Public schools were among the last state facilities where masks were required. Health officials say the change in policy this school year, starting Aug. 1, is because of the wide availability of vaccines for all ages, including for children under age 5, as well as the high levels of immunity reached by infections and vaccinations during recent spikes. 

Along with not requiring indoor masking, DOH says individual case investigation, close contact identification, and quarantine of in-school exposures is now not recommended for routine in-school exposures. 

Staff and students who test positive for COVID-19 or have symptoms still need to quarantine at home for at least five days, however, regardless of vaccination status.

There are certain circumstances under which indoor masking may still be required, such as during high absentee rates, or clusters of cases, according to the DOH. 

“So instead of a general policy of everyone masking all the time, if you have a particular classroom that’s impacted by an outbreak, that class might be required to mask for the 10-day period after the last exposure in the class, for instance,” Kemble said. “So it’s a much more targeted strategy and using that masking tool in a way that is not going to impact all the learning activities across the entire campus.”

Alison Place, former acting principal at Maunaloa School who currently serves as School Renewal Specialist, said she thinks the new mask policy will bring mixed feelings at the school among families and staff. 

“The students will probably think it’s great!” she said. “Mask use was pretty consistent the past two years — along with other protocols — and Maunaloa was open face to face the whole time with no school-wide closures. The school didn’t have a positive case on campus until last November and none of the subsequent cases were related to school contacts.
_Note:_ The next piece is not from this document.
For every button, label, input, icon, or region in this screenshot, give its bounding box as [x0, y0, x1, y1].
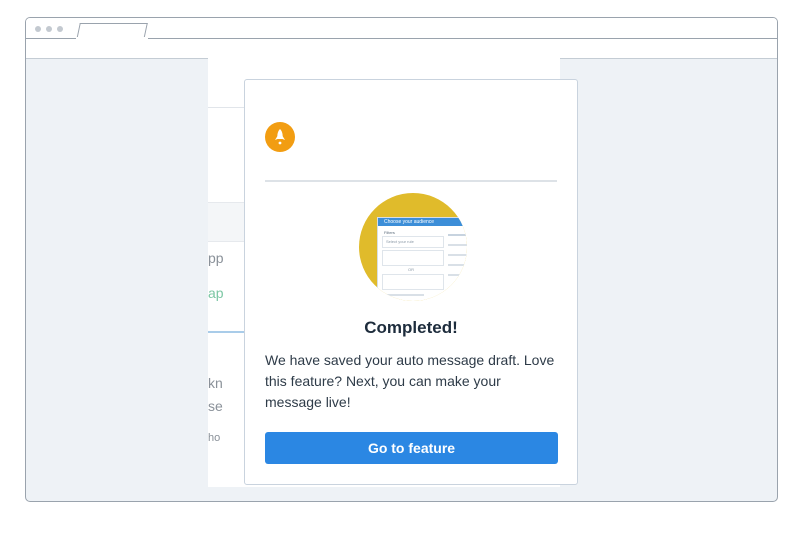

I can’t say definitively this was due to masks but it makes for a pretty strong argument.” 

While the DOH released its new school guidelines last week, Molokai High School Principal Katina Soares pointed out the Dept. of Education has yet to release its own policies on masking for the upcoming school year. 

“DOE schools have to wait for DOE guidance, which hasn’t been released yet,” she said adding that though the DOE was given a preview of the DOH recommendations, “we still make our own policies based on their guidance.”